ハード・アンド・ドライ

思えば、懐中電灯のひとつも使っていないのに、夜の闇の中を視認できている。無論暗くはあるが、決して覚束ないわけではない。

嗅覚だけでなく、視覚も強化されているのか。昨日はいろいろなことがありすぎて考える暇もなかったが、山の中でも様々な音がしていた気がする。蛇の這う音、鳥が枝を掴む音、猪の蹄が土を抉る音。そして今朝も同じように、様々な音が耳に飛び込んできた。違うのは、山よりもずっと不快な音が多かったということ。鬱陶しい、と思った瞬間止んだので気のせいかとも思ったが───俺が不快に思えば無意識的に制御できるのだろう。俺の耳も御多分に洩れず、そこらのノイズキャンセリングイヤホンよりも高性能になったらしい。


少しだけ、ほんの少しだけ、俺はこの体のことが好きになった気がした。愛情というウェットなものでなく、利便性でのドライな面から、だが。

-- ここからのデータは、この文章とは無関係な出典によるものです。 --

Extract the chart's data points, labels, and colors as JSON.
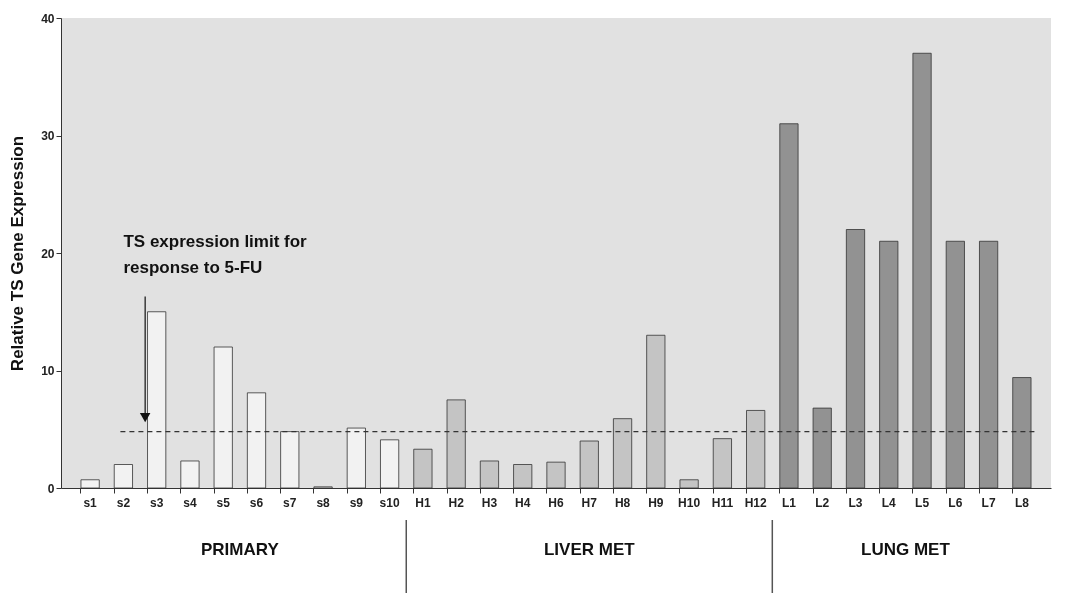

廃工場という話であったが…巨大な金属の戸はピッタリと、俺達を入らせるような隙間すらも残していなかった。

ふん、と俺が力を入れて動かそうと微動だにせず。ガタガタと、そう言った揺れも軋みもない。何か固定されているような、そういった類の感覚がした。

試しに蹴りを入れてみたが、金属特有の低く響くような音がしたのみ。揺れるということは一切なく。